Understanding the Self-Assembling Mechanisms of Model DNA-Linked Nanoparticles by Monte Carlo Simulations
Juan C. Araque1, Athanassios Z. Panagiotopoulos2, and Marc A. Robert1. (1) Department of Chemical and Biomolecular Engineering, Rice University, 6100 Main St. MS-362, Houston, TX 77025, (2) Chemical Engineering, Princeton University, Princeton, NJ 08540
The question of how nanoparticles tethered with single stranded DNA self-assemble in solution is studied in a coarse-grained model which incorporates the molecular recognition properties of nucleic acids. It is a lattice model, on a high-coordination cubic lattice, and enhanced sampling is obtained through Monte Carlo simulations with configurational biased moves combined with parallel tempering and multicanonical methods. The energetic and structural mechanisms of self-assembling, particularly those driving the formation of multiple bridges of double-stranded DNA, are investigated by calculating the potential of mean force between two tethered nanoparticles.
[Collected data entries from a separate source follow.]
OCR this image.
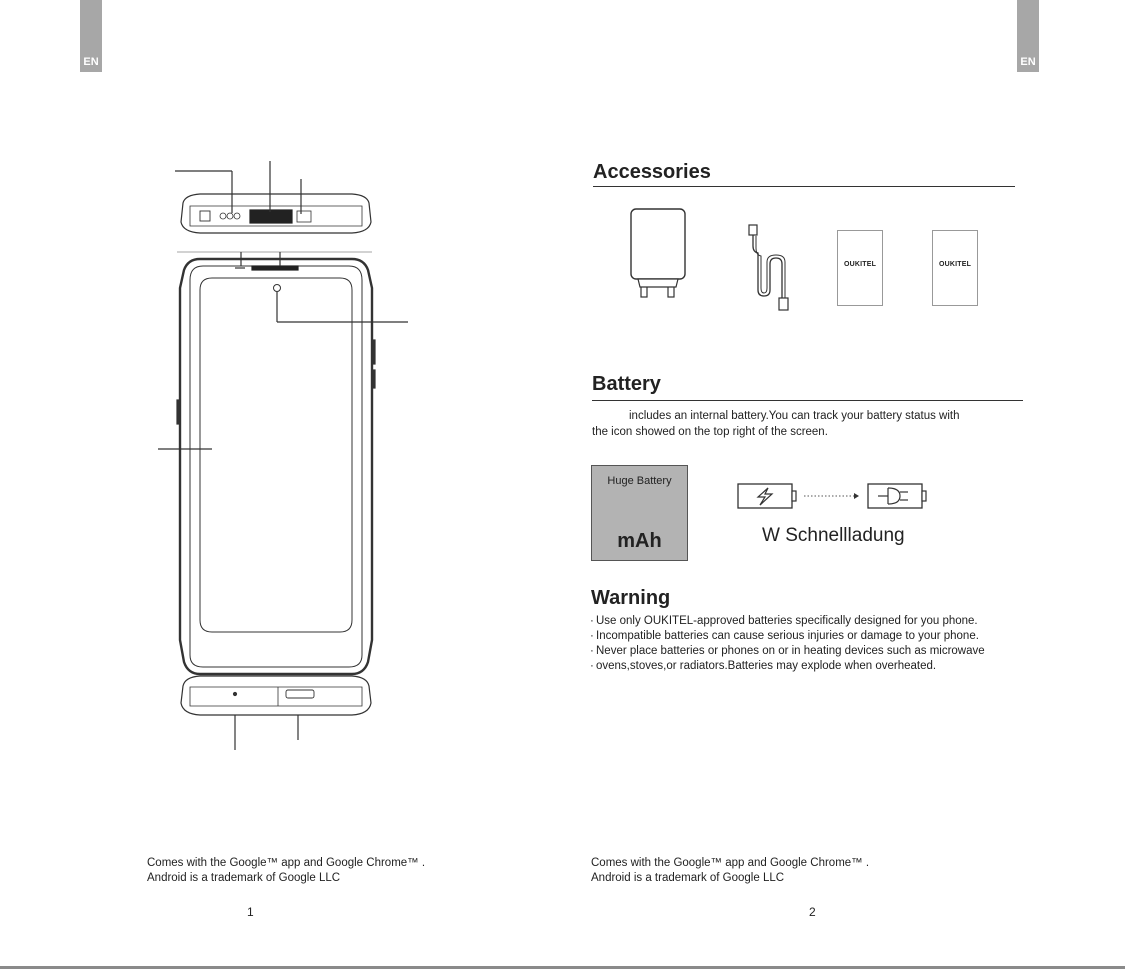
EN	EN
Accessories
OUKITEL	OUKITEL
Battery
includes an internal battery.You can track your battery status with
the icon showed on the top right of the screen.
Huge Battery
mAh	W Schnellladung
Warning
· Use only OUKITEL-approved batteries specifically designed for you phone.
· Incompatible batteries can cause serious injuries or damage to your phone.
· Never place batteries or phones on or in heating devices such as microwave
· ovens,stoves,or radiators.Batteries may explode when overheated.
Comes with the Google™ app and Google Chrome™ .
Android is a trademark of Google LLC
Comes with the Google™ app and Google Chrome™ .
Android is a trademark of Google LLC
1	2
This direct interaction potential, and its dependence on interparticle distance, is systematically studied as function of a number of system parameters and assembling architectures. The temperature dependence of this potential is shown to be directly correlated to bulk self-assembling transition temperatures. In addition, the relationship of these results and those from experiment is also established.